Up at 5, the day
                        you set off for warmer shores has arrived.
                         
                        Not even cleaned teeth yet, the blasted
                        taxi's outside. 
                        Shutting door firmly, pre-occupied with
                        turning the key.  
                        As driver barks annoyingly "Morning!
                        Off to the airport are we?" Struggling with cases while
                        he stands jovially to one side.  
                        Taking the hint he struggles
                        overdramatically, before finally
                        commencing the ride.  
                        Rubbing eyes wearily only feeling half
                        alive.  
                        As the radio kicks in to wake you with
                        exhilarating Radio 5.  
                        If this were a
                        horse ride it would be a trot as opposed
                        to a canter  
                        Made even more drawn out by the driver's
                        inane banter  
                        Seemingly unaware of motorways the driver
                        takes the scenic crawl  
                        Oddly named villages only ever seen in
                        "All Creatures Great and Small."
                         
                        The driver hunched,
                        lumbering inaudibly mumbling about the B41.
                         
                        At last Gatwick signs, entering drop off
                        area the journey finally done.  
                        Driver then asks what terminal you want
                        putting your mind into needless panic.  
                        Thrusts return journey form at you,
                        asking what flight no. his tone suddenly
                        manic.  
                        At last in airport,
                        on endlessly moving walkway you go to the
                        check-in zone.  
                        Chaotic land of bedraggled travellers,
                        what zone am I? You inwardly groan.  
                        At least you're 3 hours early, more time
                        for duty free as the travel agent said.  
                        It's not open yet! Greeted by a lone
                        empty chair it's the Night of the Living
                        Dead.  
                        After an eternity
                        the self important check-in agent bustles
                        in, creating much ado.  

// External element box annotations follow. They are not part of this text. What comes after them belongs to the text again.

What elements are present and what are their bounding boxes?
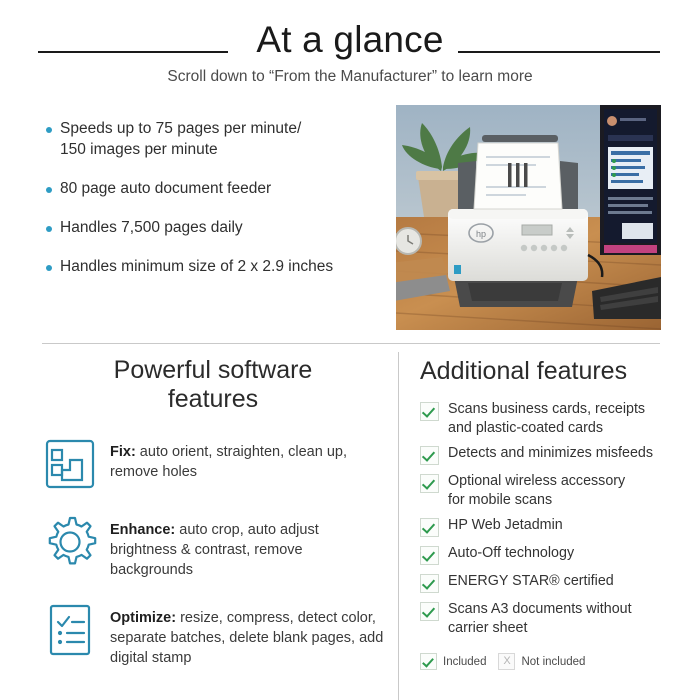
gear-icon [42, 514, 98, 570]
additional-feature-text: HP Web Jetadmin [448, 516, 563, 535]
fix-icon [42, 436, 98, 492]
legend: Included X Not included [420, 653, 685, 670]
check-icon [420, 474, 439, 493]
additional-feature-text: Scans A3 documents without carrier sheet [448, 600, 632, 637]
list-item: Auto-Off technology [420, 544, 685, 565]
check-icon [420, 574, 439, 593]
list-item: Optional wireless accessory for mobile s… [420, 472, 685, 509]
bullet-dot-icon [46, 265, 52, 271]
additional-feature-text: Scans business cards, receipts and plast… [448, 400, 645, 437]
bullet-text: Handles 7,500 pages daily [60, 217, 243, 238]
feature-label: Optimize: [110, 610, 176, 626]
vertical-divider [398, 352, 399, 700]
legend-not-included-label: Not included [521, 656, 585, 668]
bullet-text: Handles minimum size of 2 x 2.9 inches [60, 256, 333, 277]
software-features-title: Powerful software features [38, 356, 388, 414]
product-photo: hp [396, 105, 661, 330]
check-icon [420, 546, 439, 565]
feature-description: auto orient, straighten, clean up, remov… [110, 444, 347, 480]
additional-feature-text: Optional wireless accessory for mobile s… [448, 472, 625, 509]
additional-features-section: Additional features Scans business cards… [420, 356, 685, 670]
check-icon [420, 602, 439, 621]
list-item: HP Web Jetadmin [420, 516, 685, 537]
bullet-dot-icon [46, 226, 52, 232]
horizontal-divider [42, 343, 660, 344]
additional-feature-text: Detects and minimizes misfeeds [448, 444, 653, 463]
legend-included-icon [420, 653, 437, 670]
list-item: 80 page auto document feeder [46, 178, 386, 199]
feature-text: Fix: auto orient, straighten, clean up, … [110, 436, 388, 482]
at-a-glance-bullet-list: Speeds up to 75 pages per minute/ 150 im… [46, 118, 386, 295]
software-features-section: Powerful software features Fix: auto ori… [38, 356, 388, 668]
feature-text: Enhance: auto crop, auto adjust brightne… [110, 514, 388, 580]
checklist-document-icon [42, 602, 98, 658]
list-item: Optimize: resize, compress, detect color… [38, 602, 388, 668]
page-subtitle: Scroll down to “From the Manufacturer” t… [0, 68, 700, 86]
bullet-text: Speeds up to 75 pages per minute/ 150 im… [60, 118, 301, 160]
list-item: Fix: auto orient, straighten, clean up, … [38, 436, 388, 492]
list-item: Scans business cards, receipts and plast… [420, 400, 685, 437]
check-icon [420, 446, 439, 465]
list-item: ENERGY STAR® certified [420, 572, 685, 593]
list-item: Detects and minimizes misfeeds [420, 444, 685, 465]
additional-feature-text: ENERGY STAR® certified [448, 572, 614, 591]
legend-included-label: Included [443, 656, 486, 668]
additional-features-title: Additional features [420, 356, 685, 386]
list-item: Handles 7,500 pages daily [46, 217, 386, 238]
list-item: Speeds up to 75 pages per minute/ 150 im… [46, 118, 386, 160]
additional-feature-text: Auto-Off technology [448, 544, 574, 563]
feature-label: Enhance: [110, 522, 175, 538]
page-title: At a glance [0, 18, 700, 62]
check-icon [420, 518, 439, 537]
list-item: Scans A3 documents without carrier sheet [420, 600, 685, 637]
list-item: Enhance: auto crop, auto adjust brightne… [38, 514, 388, 580]
check-icon [420, 402, 439, 421]
bullet-dot-icon [46, 127, 52, 133]
bullet-dot-icon [46, 187, 52, 193]
list-item: Handles minimum size of 2 x 2.9 inches [46, 256, 386, 277]
svg-text:hp: hp [476, 229, 486, 239]
bullet-text: 80 page auto document feeder [60, 178, 271, 199]
page-header: At a glance Scroll down to “From the Man… [0, 0, 700, 96]
feature-label: Fix: [110, 444, 136, 460]
legend-not-included-icon: X [498, 653, 515, 670]
feature-text: Optimize: resize, compress, detect color… [110, 602, 388, 668]
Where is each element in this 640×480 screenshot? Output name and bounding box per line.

                        You wearily wonder how you ended up at
                        the back of the ruddy queue.  
                        Herded through scanners, security giving
                        you the once over with a welcoming frown  
                        Female guard of questionable sexuality
                        enthusiastically patting you down  
                        Inside the lounge,
                        peering at the tiny tv screen, anxiously
                        searching for your flight.  
                        As seated rows of blank faces eye you
                        wearily, not a smile in sight.  
                        Worn looking cleaner shuffling in toilet,
                        trolley laden with carrier bags  
                        Eyeing middle-aged Harrods snobs smearing
                        on rouge and clasping fashion mags  
                        Gap year students
                        sprawled on floors, matted dreads resting
                        on oversized bags.  
                        I browse duty free, people fawning over-excitedly
                        at dull perfume and fags.  
                        Suddenly frantic calls to board, people
                        rushing like lunatics to gate.  
                        After 20 mile walk you enter the lounge
                        hoping desperately you're not too late.  
                        No need to have
                        rushed you are greeted by familiar scenes.
                         
                        Haggard families bickering, ipods fought
                        over by socially inept, spoilt teens.  
                        Called up 5 seats at a time, then all
                        remaining rows, charging forth like
                        Pamplona bull run.  
                        Weird space age corridor that takes you
                        onboard - your plane hell has just begun.